# Bumblebee goby care?



## jeff158 (May 27, 2009)

I just saw some bumble bee gobys and i was wondering if they are hard to feed because ive been reading they wont eat anything but live food. Any help is appreciated


----------



## AquariAM (Jan 28, 2010)

They will take decent quality frozen worms and often other soft frozen foods. Some can be trained to take pre-soaked pellets. They should really be kept in brackish water monitored with a hydrometer. They're not really difficult. Just get a bucket of instant ocean and an instant ocean hydrometer (a refractometer would be better but since brackish fish come from variable conditions the slight variation and innacuracy from the hydrometer won't matter) and keep it at about 1.015 specific gravity (it's self explanatory once you get the equipment). Filter it like a normal freshwater tank. Careful what you keep them with because they can't really defend themselves.

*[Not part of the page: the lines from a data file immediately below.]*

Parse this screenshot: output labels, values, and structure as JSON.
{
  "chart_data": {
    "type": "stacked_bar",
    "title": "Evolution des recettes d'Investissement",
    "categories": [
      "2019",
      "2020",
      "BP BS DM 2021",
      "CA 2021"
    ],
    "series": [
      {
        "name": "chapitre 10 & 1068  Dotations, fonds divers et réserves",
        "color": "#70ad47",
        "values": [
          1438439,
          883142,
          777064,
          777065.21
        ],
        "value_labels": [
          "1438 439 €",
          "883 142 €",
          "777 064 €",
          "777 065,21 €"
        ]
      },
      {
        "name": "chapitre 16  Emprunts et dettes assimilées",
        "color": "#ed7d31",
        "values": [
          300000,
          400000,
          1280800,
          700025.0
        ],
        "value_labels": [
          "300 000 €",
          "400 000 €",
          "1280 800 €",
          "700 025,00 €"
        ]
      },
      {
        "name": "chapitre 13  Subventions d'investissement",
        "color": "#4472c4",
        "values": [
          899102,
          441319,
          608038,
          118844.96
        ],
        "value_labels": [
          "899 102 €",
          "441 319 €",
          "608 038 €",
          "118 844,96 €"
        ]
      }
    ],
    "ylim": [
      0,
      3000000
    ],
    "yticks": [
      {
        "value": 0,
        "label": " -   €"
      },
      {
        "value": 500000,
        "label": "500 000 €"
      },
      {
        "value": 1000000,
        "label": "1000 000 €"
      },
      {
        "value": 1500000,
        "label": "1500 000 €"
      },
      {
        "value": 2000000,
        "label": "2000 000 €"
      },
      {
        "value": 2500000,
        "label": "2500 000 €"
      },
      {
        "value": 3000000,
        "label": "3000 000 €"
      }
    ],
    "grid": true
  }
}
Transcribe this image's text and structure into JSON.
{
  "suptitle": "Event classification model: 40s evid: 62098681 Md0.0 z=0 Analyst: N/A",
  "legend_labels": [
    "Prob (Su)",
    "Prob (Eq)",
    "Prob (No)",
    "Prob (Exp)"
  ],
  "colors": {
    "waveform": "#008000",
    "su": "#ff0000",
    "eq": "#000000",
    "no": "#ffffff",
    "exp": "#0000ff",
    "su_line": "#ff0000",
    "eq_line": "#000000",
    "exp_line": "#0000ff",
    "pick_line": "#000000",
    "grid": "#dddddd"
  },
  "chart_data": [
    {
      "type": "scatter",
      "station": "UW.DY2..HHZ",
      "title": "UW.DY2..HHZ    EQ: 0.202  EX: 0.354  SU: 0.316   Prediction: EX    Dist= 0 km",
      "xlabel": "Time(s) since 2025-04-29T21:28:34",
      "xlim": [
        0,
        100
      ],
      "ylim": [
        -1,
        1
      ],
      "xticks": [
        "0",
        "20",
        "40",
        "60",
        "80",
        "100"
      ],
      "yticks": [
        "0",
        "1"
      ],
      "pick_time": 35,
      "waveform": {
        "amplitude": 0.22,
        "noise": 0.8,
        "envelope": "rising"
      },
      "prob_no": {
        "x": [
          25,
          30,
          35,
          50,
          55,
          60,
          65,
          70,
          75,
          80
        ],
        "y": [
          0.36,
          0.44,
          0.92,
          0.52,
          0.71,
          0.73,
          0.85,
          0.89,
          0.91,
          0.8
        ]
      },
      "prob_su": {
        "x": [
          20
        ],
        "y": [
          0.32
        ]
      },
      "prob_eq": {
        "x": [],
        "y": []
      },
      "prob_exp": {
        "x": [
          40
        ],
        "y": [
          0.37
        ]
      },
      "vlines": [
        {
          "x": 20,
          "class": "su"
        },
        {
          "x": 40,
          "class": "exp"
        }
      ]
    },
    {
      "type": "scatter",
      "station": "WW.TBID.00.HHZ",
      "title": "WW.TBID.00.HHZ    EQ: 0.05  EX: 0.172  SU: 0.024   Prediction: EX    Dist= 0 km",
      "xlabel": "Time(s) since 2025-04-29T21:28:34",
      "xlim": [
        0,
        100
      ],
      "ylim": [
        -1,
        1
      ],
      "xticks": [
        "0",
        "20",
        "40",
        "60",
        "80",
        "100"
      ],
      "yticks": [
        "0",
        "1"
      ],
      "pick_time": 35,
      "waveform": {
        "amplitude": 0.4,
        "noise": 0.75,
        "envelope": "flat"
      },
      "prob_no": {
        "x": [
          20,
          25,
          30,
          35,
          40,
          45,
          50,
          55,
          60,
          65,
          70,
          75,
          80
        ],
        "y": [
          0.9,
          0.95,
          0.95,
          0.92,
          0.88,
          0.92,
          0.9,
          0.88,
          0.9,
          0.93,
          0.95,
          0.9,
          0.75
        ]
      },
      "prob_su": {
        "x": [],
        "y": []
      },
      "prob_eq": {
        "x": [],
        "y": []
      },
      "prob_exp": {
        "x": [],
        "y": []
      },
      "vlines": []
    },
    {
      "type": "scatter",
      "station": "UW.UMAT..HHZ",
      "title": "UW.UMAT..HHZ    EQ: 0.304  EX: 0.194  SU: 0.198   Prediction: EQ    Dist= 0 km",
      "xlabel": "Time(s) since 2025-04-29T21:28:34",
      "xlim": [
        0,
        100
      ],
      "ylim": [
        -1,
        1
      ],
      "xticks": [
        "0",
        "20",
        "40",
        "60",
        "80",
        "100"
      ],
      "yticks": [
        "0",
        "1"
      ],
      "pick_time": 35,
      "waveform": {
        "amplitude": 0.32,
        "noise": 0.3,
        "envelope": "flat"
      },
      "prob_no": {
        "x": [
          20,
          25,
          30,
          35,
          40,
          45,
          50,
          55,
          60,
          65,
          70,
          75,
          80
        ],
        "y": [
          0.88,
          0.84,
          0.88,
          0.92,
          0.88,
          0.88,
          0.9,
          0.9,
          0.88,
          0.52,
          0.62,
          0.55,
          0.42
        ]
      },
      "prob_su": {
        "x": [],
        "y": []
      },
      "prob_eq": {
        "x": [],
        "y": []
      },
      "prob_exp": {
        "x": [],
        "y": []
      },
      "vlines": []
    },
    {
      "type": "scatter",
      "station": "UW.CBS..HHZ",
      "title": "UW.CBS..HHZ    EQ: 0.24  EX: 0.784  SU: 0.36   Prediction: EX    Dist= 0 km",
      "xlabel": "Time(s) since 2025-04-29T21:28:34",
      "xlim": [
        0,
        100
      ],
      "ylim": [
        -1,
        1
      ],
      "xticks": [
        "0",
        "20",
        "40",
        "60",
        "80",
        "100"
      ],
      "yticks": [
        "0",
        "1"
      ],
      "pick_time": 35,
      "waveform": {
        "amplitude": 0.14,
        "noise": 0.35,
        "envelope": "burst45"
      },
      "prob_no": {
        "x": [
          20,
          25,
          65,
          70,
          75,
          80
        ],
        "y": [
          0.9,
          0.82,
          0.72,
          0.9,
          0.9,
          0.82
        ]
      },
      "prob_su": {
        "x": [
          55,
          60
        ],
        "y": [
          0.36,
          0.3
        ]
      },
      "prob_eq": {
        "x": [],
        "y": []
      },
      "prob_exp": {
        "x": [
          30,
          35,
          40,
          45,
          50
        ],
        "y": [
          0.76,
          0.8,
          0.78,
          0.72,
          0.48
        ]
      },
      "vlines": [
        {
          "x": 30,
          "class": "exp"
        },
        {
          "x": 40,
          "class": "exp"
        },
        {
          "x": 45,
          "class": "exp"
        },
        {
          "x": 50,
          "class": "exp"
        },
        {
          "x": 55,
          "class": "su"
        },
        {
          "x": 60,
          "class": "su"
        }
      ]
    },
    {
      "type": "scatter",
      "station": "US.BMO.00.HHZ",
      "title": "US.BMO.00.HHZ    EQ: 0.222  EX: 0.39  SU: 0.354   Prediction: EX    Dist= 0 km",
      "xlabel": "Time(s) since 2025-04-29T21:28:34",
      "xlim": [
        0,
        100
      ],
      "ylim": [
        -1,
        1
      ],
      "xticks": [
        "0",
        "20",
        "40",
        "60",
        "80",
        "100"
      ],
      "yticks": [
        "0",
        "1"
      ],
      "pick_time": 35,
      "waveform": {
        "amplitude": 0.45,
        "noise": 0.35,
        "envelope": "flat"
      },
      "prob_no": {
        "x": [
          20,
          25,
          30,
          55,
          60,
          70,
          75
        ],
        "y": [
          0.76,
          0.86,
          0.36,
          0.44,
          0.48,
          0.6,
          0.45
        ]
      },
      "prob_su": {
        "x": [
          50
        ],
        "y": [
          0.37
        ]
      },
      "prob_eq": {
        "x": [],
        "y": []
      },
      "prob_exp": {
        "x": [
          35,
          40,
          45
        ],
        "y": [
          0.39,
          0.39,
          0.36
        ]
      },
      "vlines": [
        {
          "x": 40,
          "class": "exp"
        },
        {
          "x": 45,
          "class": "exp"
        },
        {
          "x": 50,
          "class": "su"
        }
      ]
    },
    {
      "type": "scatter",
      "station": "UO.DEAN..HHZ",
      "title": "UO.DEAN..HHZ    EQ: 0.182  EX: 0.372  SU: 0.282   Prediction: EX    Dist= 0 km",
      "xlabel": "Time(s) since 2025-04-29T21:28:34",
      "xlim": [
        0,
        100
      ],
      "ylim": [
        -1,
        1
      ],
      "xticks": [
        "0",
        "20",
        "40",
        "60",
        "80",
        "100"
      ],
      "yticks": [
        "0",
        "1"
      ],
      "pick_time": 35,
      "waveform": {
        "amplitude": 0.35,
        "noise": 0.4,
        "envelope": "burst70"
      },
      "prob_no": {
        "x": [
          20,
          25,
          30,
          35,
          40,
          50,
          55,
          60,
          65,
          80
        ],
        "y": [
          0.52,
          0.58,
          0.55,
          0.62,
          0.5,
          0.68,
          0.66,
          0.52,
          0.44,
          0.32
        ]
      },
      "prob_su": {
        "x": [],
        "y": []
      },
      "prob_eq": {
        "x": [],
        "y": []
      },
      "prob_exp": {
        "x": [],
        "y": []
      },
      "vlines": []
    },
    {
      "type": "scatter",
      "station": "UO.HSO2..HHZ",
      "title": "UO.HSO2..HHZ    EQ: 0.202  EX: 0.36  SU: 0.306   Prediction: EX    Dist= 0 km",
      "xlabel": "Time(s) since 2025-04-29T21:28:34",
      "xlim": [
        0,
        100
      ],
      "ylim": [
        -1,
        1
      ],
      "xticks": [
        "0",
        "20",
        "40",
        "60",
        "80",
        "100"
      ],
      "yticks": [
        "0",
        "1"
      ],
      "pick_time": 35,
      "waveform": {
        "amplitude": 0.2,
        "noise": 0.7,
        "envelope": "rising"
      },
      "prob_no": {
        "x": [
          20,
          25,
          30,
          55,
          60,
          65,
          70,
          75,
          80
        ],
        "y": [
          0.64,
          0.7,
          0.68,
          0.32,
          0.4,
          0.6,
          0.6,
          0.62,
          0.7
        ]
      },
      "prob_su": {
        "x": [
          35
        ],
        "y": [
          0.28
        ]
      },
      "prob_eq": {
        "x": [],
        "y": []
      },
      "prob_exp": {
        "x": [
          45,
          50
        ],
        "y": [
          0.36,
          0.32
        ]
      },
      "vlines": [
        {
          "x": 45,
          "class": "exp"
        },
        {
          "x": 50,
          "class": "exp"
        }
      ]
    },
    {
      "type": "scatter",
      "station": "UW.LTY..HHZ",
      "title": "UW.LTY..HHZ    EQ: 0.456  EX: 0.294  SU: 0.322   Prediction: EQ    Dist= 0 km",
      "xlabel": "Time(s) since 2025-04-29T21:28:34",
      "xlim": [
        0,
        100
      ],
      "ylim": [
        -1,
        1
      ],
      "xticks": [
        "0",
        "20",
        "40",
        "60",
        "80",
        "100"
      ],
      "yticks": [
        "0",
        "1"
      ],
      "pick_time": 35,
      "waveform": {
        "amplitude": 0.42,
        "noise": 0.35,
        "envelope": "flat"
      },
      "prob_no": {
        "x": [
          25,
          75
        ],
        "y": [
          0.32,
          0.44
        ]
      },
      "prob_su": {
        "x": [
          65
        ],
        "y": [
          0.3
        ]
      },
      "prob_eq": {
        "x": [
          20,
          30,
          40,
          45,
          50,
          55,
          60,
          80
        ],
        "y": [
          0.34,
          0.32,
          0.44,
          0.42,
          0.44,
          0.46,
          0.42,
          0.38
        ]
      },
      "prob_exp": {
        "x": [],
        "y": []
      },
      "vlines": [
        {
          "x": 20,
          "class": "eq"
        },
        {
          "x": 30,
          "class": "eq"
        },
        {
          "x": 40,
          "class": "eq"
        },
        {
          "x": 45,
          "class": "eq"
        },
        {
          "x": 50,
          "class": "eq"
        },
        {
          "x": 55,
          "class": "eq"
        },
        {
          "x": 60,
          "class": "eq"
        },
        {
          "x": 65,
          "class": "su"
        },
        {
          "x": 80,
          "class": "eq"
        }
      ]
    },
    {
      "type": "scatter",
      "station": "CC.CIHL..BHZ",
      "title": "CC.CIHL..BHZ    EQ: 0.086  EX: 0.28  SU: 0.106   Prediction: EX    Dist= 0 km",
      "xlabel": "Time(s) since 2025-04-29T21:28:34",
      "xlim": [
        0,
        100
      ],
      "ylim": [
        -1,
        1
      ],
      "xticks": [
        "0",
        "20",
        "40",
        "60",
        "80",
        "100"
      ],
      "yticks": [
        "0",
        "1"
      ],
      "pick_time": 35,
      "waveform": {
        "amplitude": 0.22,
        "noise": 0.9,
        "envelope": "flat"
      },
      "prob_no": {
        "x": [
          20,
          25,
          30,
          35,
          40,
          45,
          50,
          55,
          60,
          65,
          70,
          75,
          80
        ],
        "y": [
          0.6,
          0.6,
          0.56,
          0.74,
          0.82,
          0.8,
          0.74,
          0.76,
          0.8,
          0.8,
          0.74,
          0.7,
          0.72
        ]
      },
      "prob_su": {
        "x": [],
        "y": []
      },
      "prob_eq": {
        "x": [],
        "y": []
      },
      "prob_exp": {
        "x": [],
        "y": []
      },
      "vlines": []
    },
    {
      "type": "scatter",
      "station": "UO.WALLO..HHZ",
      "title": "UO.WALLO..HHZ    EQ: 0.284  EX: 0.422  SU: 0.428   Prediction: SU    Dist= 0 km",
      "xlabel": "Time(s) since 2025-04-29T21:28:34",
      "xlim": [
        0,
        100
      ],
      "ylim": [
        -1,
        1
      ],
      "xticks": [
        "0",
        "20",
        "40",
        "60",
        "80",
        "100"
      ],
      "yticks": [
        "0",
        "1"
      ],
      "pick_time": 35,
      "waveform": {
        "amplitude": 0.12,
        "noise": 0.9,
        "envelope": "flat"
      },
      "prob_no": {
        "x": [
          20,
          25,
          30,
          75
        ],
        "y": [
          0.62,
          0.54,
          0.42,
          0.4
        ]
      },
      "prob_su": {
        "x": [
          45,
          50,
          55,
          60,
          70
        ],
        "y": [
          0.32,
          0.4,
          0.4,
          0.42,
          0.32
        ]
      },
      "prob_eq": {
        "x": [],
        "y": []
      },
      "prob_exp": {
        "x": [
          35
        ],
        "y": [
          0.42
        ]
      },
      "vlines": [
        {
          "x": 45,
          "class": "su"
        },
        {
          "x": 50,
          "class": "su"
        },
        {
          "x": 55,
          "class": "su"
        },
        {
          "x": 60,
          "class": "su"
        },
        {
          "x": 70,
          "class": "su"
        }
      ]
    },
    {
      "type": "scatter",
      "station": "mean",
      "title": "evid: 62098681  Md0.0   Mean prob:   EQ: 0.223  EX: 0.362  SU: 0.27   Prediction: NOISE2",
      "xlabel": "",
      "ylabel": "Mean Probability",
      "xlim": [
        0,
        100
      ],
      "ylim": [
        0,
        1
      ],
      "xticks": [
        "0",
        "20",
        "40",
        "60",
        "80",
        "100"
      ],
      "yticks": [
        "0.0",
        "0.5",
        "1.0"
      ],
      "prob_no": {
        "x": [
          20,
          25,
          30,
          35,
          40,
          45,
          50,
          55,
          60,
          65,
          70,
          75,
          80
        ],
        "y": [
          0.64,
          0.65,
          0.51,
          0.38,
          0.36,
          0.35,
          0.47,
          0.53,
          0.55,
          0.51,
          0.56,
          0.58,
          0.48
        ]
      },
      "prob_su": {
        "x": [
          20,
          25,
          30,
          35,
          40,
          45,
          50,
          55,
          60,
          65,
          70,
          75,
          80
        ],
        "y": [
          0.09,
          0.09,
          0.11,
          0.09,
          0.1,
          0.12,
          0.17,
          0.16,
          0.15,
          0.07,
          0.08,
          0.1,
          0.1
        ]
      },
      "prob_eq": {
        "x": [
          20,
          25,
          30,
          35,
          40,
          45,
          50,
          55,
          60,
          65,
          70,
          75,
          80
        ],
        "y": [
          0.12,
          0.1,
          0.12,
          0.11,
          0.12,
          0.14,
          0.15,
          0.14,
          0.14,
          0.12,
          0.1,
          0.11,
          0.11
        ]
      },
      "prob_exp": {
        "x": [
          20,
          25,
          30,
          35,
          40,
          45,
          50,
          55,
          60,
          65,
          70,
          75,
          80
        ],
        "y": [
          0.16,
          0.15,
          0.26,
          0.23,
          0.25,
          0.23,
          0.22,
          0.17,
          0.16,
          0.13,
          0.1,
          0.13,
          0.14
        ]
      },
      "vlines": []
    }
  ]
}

May be a nice thing to do for a little species tank.


----------



## KhuliLoachFan (Mar 8, 2008)

There are two different species sold under the same common name. One is a true brackish species, and the other is natively freshwater, but euryhaline (tolerant of brackish). The one that is true-brackish will die if you don't keep it at least at 1.005 sg (sg ="specific-gravity"). The reasonable mid-brackish 1.015 sg that AM mentions is the general sweet-spot for most brackish species.

To tell the difference on your fish look at the bands. If at least one band is broken in appearance, you have the brackish-only species. They are all kept at the fish store in fresh-water, which is of course, bad for it. You need to bring it up slowly to low-brackish over several weeks time.

(Incidentally, I keep my brackish goby with a brackish puffer, and they get along great. Mine bumblebee gobies do NOT accept anything but blood-worms. Not even other frozen foods. I have had no luck training mine to eat any other foods.)

W


----------



## jeff158 (May 27, 2009)

thanks guys, also how much better is keeping them in brackish compared to fresh? and will they eat adult frozen brineshrimp?


----------



## AquariAM (Jan 28, 2010)

jeff158 said:


> thanks guys, also how much better is keeping them in brackish compared to fresh? and will they eat adult frozen brineshrimp?


Both of these questions were answered 

*There are two different species sold under the same common name. One is a true brackish species, and the other is natively freshwater, but euryhaline (tolerant of brackish). The one that is true-brackish will die if you don't keep it at least at 1.005 sg (sg ="specific-gravity"). The reasonable mid-brackish 1.015 sg that AM mentions is the general sweet-spot for most brackish species.

To tell the difference on your fish look at the bands. If at least one band is broken in appearance, you have the brackish-only species. They are all kept at the fish store in fresh-water, which is of course, bad for it. You need to bring it up slowly to low-brackish over several weeks time.

(Incidentally, I keep my brackish goby with a brackish puffer, and they get along great. Mine bumblebee gobies do NOT accept anything but blood-worms. Not even other frozen foods. I have had no luck training mine to eat any other foods.)

W*


----------



## KhuliLoachFan (Mar 8, 2008)

For the true-brackish species:

Brackish = Alive. Fresh = Dead. 

So yeah, brackish better.

W


----------



## jeff158 (May 27, 2009)

ok does anyone know which variety luckys carries? i didnt get a good look last time


----------



## AquariAM (Jan 28, 2010)

jeff158 said:


> ok does anyone know which variety luckys carries? i didnt get a good look last time


 How to tell the difference has been explained. What to feed them and what to keep them with and how to acclimate them to brackish water has been explained.     

Ask to see their order sheet and check the scientific name then double check by examining the fish and seeing if the lines are broken or not.


----------



## Byronicle (Apr 18, 2009)

i heard crushed snails is good for them too


----------



## AquariAM (Jan 28, 2010)

Byronicle said:


> i heard crushed snails is good for them too


 I used to have these and given their feeding method and what kind of stuff they like I can totally see that.


----------



## jeff158 (May 27, 2009)

they eat crushed snails?? thats great for me since i have plenty! also anyone know what type they have at luckys since i didnt know how to distinguish them last time


----------



## KhuliLoachFan (Mar 8, 2008)

FWIW, I have NEVER seen the truly freshwater tolerant species for sale in a toronto LFS. But then, the only place I have seen these for sale are Big Als, and Luckys. I have not been at Menagerie ever when they had any of these in stock. Staff at Menagerie are very good at telling you what you're buying, and you can usually get them to explain the best care for any species they stock.

W


----------



## AquariAM (Jan 28, 2010)

jeff158 said:


> they eat crushed snails?? thats great for me since i have plenty!* also anyone know what type they have at luckys since i didnt know how to distinguish them* last time


* If at least one band is broken in appearance, you have the brackish-only species.*

There's something wrong with you.


----------